Just as relevant on the runway now as it was in the first women’s collections 30 years ago, the concho belt remains an integral part of the Ralph Lauren wardrobe. Whether it’s an oversize turquoise-and-black concho belt slung over a body-conscious black dress for the evening or a weathered cognac-and-silver style cinched over a Beacon sweater and classic blue jeans for the day, this finishing touch is as versatile as it is timeless.
The concho belt as we know it today was created in the 1870s by the Navajo, who took their inspiration from Mexican bridle decorations and hair ornaments worn by the Plains Indians while also incorporating the unique leather-stamping techniques of the Spaniards and Moors.
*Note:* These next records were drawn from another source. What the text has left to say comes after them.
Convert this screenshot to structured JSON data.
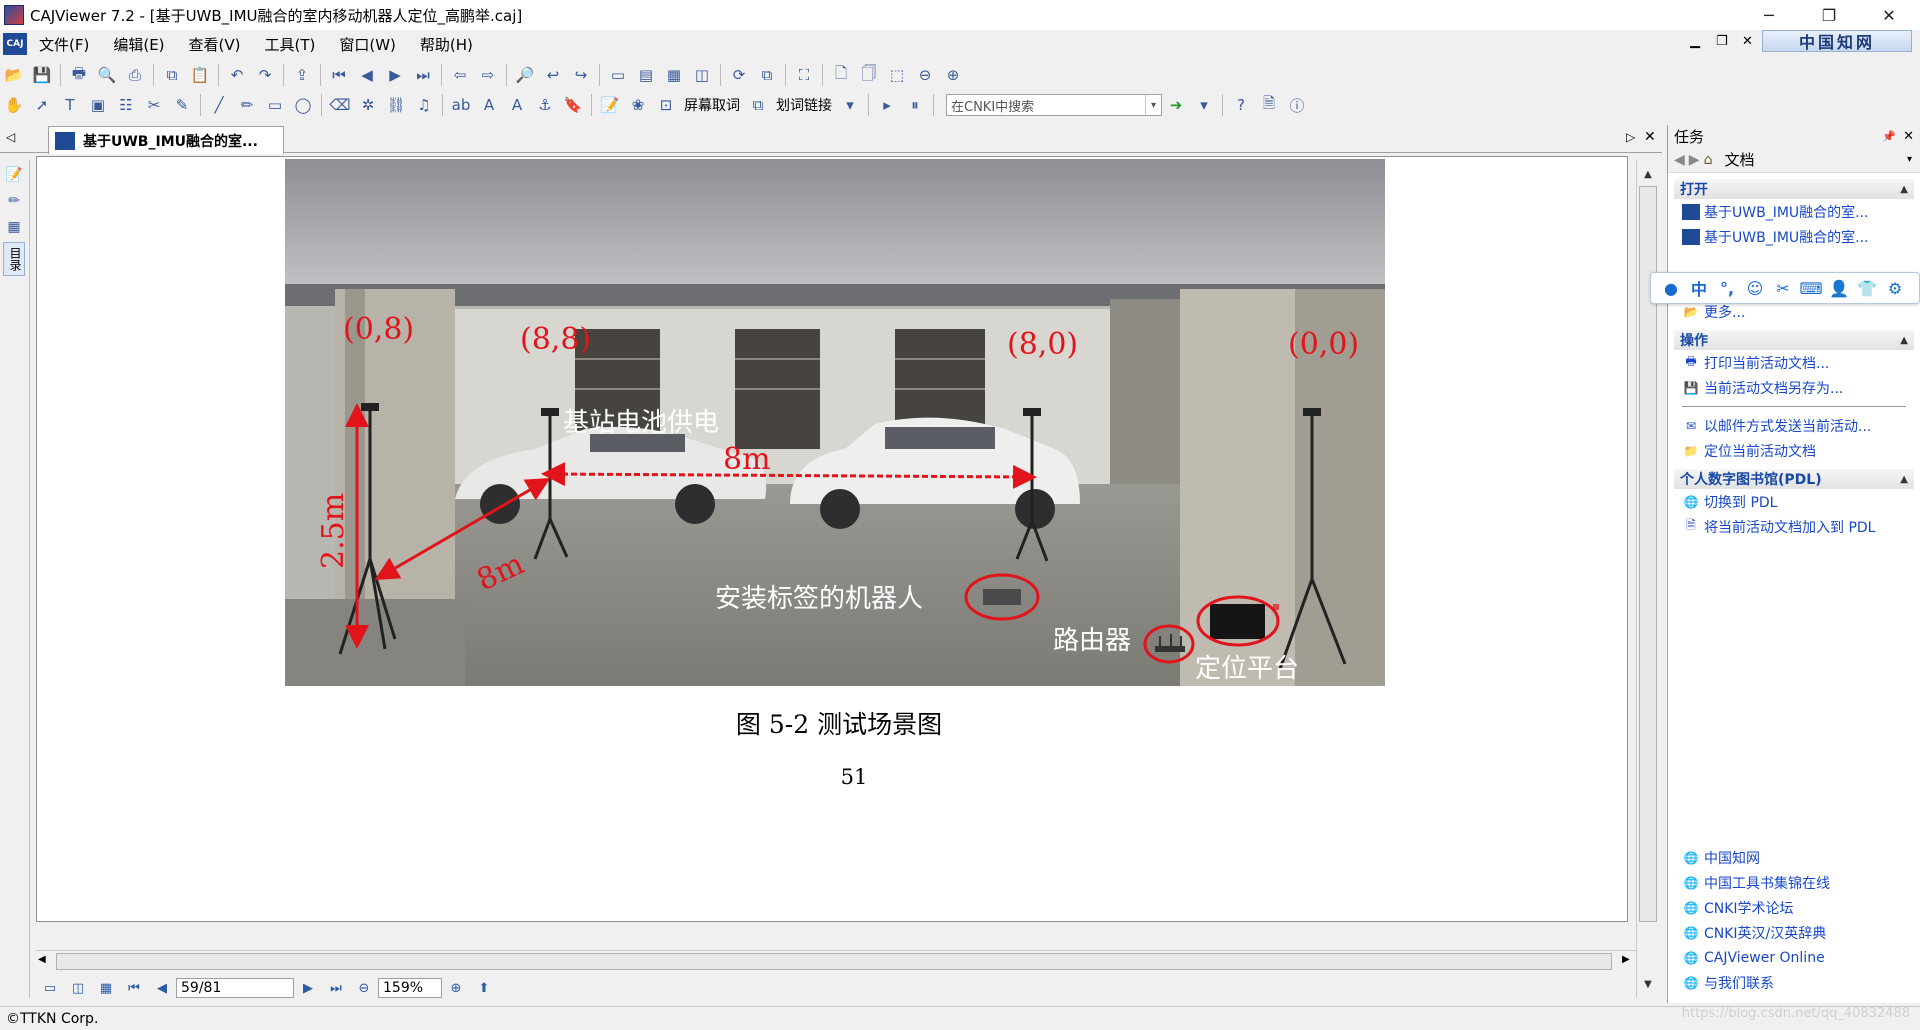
{
  "window": {
    "title": "CAJViewer 7.2 - [基于UWB_IMU融合的室内移动机器人定位_高鹏举.caj]",
    "minimize": "─",
    "maximize": "❐",
    "close": "✕"
  },
  "menu": {
    "items": [
      "文件(F)",
      "编辑(E)",
      "查看(V)",
      "工具(T)",
      "窗口(W)",
      "帮助(H)"
    ],
    "brand": "中国知网"
  },
  "toolbar2": {
    "mask_label": "屏幕取词",
    "link_label": "划词链接",
    "search_placeholder": "在CNKI中搜索"
  },
  "tab": {
    "label": "基于UWB_IMU融合的室..."
  },
  "leftbar": {
    "catalog_label": "目录"
  },
  "document": {
    "figure": {
      "labels": {
        "c08": "(0,8)",
        "c88": "(8,8)",
        "c80": "(8,0)",
        "c00": "(0,0)",
        "base_power": "基站电池供电",
        "dist_top": "8m",
        "dist_diag": "8m",
        "height": "2.5m",
        "robot": "安装标签的机器人",
        "router": "路由器",
        "platform": "定位平台"
      },
      "colors": {
        "annotation": "#e0141a"
      }
    },
    "caption": "图  5-2  测试场景图",
    "page_number": "51"
  },
  "navbar": {
    "page_value": "59/81",
    "zoom_value": "159%"
  },
  "status": {
    "copyright": "©TTKN Corp.",
    "watermark": "https://blog.csdn.net/qq_40832488"
  },
  "taskpane": {
    "title": "任务",
    "doc_label": "文档",
    "open_section": "打开",
    "open_items": [
      "基于UWB_IMU融合的室...",
      "基于UWB_IMU融合的室...",
      "更多..."
    ],
    "ops_section": "操作",
    "ops_items": [
      "打印当前活动文档...",
      "当前活动文档另存为...",
      "以邮件方式发送当前活动...",
      "定位当前活动文档"
    ],
    "pdl_section": "个人数字图书馆(PDL)",
    "pdl_items": [
      "切换到 PDL",
      "将当前活动文档加入到 PDL"
    ],
    "links": [
      "中国知网",
      "中国工具书集锦在线",
      "CNKI学术论坛",
      "CNKI英汉/汉英辞典",
      "CAJViewer Online",
      "与我们联系"
    ]
  }
}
The silver disks, called conchos or conchas—the Spanish word for shells—were often crafted by hammering Mexican and U.S. silver dollars. These first-phase concho belts were simple in design and featured a slotted center through which a leather belt could be threaded.
In the 1890s, Navajo artisans used new soldering techniques to attach copper loops to the back of the conchos, which in turn eliminated the need to thread the belt through the disks and created greater opportunity for embellishment. During this time, oval- and diamond-shaped patterns and large rosettes appeared on the center of these disks, giving the concho a more ornate look.
A major evolution of the belt came in the early 1900s when buckles, turquoise stones and vertical plaques, known as butterfly spacers, began to appear. By the 1920s, tourists were purchasing these elaborate styles, leading the Navajo silversmiths to experiment with even greater variations in design.
In the Ralph Lauren seasonal collections, concho belts range from rugged first-phase-inspired styles to more elaborate turquoise forms crafted in the spirit of the conchos from the 1920s. A study in craftsmanship, authenticity and the rugged, artisanal spirit of the American West, the concho belt is an indisputable RL Classic.